Usai tur sepeda bersama Kimiko, saya menemui Shimagaki Toru, anggota Kyoto Center for Community Collaboration (KCCC), sebuah yayasan yang bergerak di bidang preservasi machiya. Lembaga ini rutin menggelar kegiatan di machiya, sekaligus menawarkan dukungan kepada orang-orang yang bersedia menempatinya, misalnya dengan memperkenalkan mereka kepada perajin kayu tradisional dan pemangku kepentingan, serta membantu menjaring dana renovasi.
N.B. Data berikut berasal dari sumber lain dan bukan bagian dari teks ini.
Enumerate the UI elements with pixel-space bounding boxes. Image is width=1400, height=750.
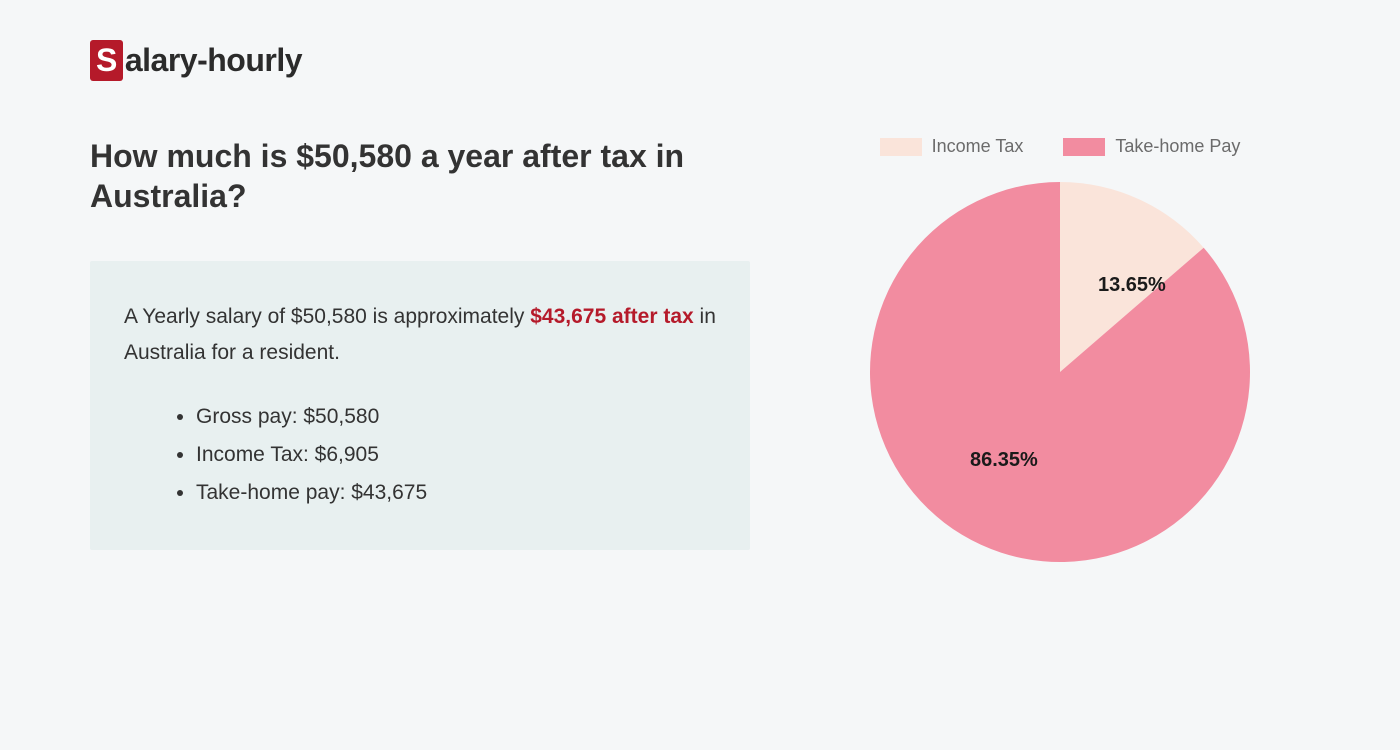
logo-text: alary-hourly <box>125 42 302 79</box>
legend-swatch-income-tax <box>880 138 922 156</box>
summary-highlight: $43,675 after tax <box>530 305 693 328</box>
bullet-take-home: Take-home pay: $43,675 <box>196 474 716 512</box>
pie-chart: 13.65% 86.35% <box>870 177 1250 567</box>
legend-swatch-take-home <box>1063 138 1105 156</box>
right-column: Income Tax Take-home Pay 13.65% 86.35% <box>810 136 1310 567</box>
main-content: How much is $50,580 a year after tax in … <box>90 136 1310 567</box>
site-logo: Salary-hourly <box>90 40 1310 81</box>
summary-prefix: A Yearly salary of $50,580 is approximat… <box>124 305 530 328</box>
bullet-income-tax: Income Tax: $6,905 <box>196 436 716 474</box>
logo-badge: S <box>90 40 123 81</box>
page-heading: How much is $50,580 a year after tax in … <box>90 136 750 216</box>
legend-item-take-home: Take-home Pay <box>1063 136 1240 157</box>
summary-text: A Yearly salary of $50,580 is approximat… <box>124 299 716 370</box>
bullet-gross-pay: Gross pay: $50,580 <box>196 398 716 436</box>
pie-svg <box>870 177 1250 567</box>
summary-card: A Yearly salary of $50,580 is approximat… <box>90 261 750 550</box>
legend-label-income-tax: Income Tax <box>932 136 1024 157</box>
pie-label-take-home: 86.35% <box>970 449 1038 472</box>
legend-item-income-tax: Income Tax <box>880 136 1024 157</box>
chart-legend: Income Tax Take-home Pay <box>810 136 1310 157</box>
summary-bullets: Gross pay: $50,580 Income Tax: $6,905 Ta… <box>124 398 716 511</box>
pie-label-income-tax: 13.65% <box>1098 274 1166 297</box>
legend-label-take-home: Take-home Pay <box>1115 136 1240 157</box>
left-column: How much is $50,580 a year after tax in … <box>90 136 750 567</box>
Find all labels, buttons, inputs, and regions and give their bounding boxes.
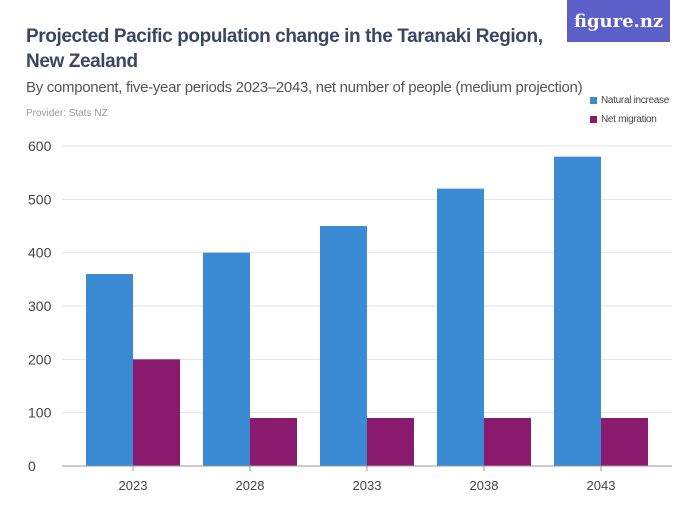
x-tick-label: 2028 <box>236 478 265 493</box>
chart-title: Projected Pacific population change in t… <box>26 26 543 72</box>
legend-item-natural-increase: Natural increase <box>590 95 669 106</box>
bar-net-migration-2023 <box>133 359 180 466</box>
y-tick-label: 500 <box>28 191 52 207</box>
legend-item-net-migration: Net migration <box>590 114 657 125</box>
bar-net-migration-2028 <box>250 418 297 466</box>
y-tick-label: 0 <box>28 458 36 474</box>
y-tick-label: 200 <box>28 351 52 367</box>
legend-swatch <box>590 116 597 123</box>
figure-nz-logo[interactable]: figure.nz <box>567 0 670 42</box>
chart-subtitle: By component, five-year periods 2023–204… <box>26 79 583 96</box>
y-tick-label: 300 <box>28 298 52 314</box>
x-tick-label: 2033 <box>353 478 382 493</box>
bar-natural-increase-2038 <box>437 188 484 466</box>
provider: Provider: Stats NZ <box>26 108 108 119</box>
x-tick-label: 2023 <box>119 478 148 493</box>
x-tick-label: 2043 <box>587 478 616 493</box>
legend-swatch <box>590 97 597 104</box>
legend-label: Natural increase <box>601 95 670 106</box>
bar-net-migration-2033 <box>367 418 414 466</box>
legend-label: Net migration <box>601 114 657 125</box>
y-tick-label: 600 <box>28 138 52 154</box>
bar-natural-increase-2033 <box>320 226 367 466</box>
y-tick-label: 100 <box>28 405 52 421</box>
bar-natural-increase-2023 <box>86 274 133 466</box>
bar-net-migration-2038 <box>484 418 531 466</box>
bar-natural-increase-2043 <box>554 156 601 466</box>
bar-net-migration-2043 <box>601 418 648 466</box>
x-tick-label: 2038 <box>470 478 499 493</box>
y-tick-label: 400 <box>28 245 52 261</box>
bar-natural-increase-2028 <box>203 252 250 466</box>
KCCC bergerak di ranah sosial. Lembaga ini bertekad menggairahkan kembali minat menghuni machiya. Di mata mereka, terbengkalainya banyak rumah tua acap disebabkan oleh ketidakpedulian pemiliknya. “Kalau ada anak muda yang punya warisan machiya dari orang tuanya, sementara dia sudah punya apartemen, maka dia akan memilih untuk menjual rumahnya,” jelas Shimagaki.
Satu hal yang kini mengkhawatirkan KCCC ialah tren bisnis properti yang mulai menyasar machiya. Turis ternyata tak hanya tertarik menghuninya, tapi juga memilikinya. “Banyak investor Tiongkok membeli machiya. Belinya bukan satu-satu, tapi satu blok. Dan mereka sering kali membayar tunai,” ujar Shimagaki sembari memeragakan gerakan menyerahkan koper uang layaknya adegan transaksi mafia.
Machiya rupanya tak cuma sukar dirawat, tapi juga sulit dijaga. Hunian yang merekam masa lalu kota ini sekarang terancam menatap masa depannya di tangan asing. Problem tersebut sekilas mengingatkan saya pada George Town dan Venesia. Di dua destinasi historis itu, banyak bangunan tua juga telah dikuasai investor asing. Seiring itu, harga properti meroket dan biaya hidup melonjak. Akankah Kyoto bernasib serupa?
Shimagaki percaya machiya punya prospek lebih cerah jika dihuni warga lokal. Tapi dia juga harus maklum, rumah-rumah ini dimiliki oleh individu, dan pihak pemilik berhak menentukan apa yang akan dilakukan pada asetnya. Satu solusi yang bisa diambil tentu saja terobosan hukum untuk melindungi cagar budaya, tapi Shimagaki menatap langkah itu dengan pesimistis. “Hukum pertanahan Jepang masih lemah. Warga setempat sebetulnya tidak mau tanah mereka dibeli asing,” keluhnya. Untuk soal machiya, berbeda dari kanko kogai, Kyoto agaknya tidak bisa lagi menyalahkan turis, melainkan diri sendiri.
Dipublikasikan perdana di majalah DestinAsian Indonesia edisi April/Juni 2019 (“Perkara Populer”).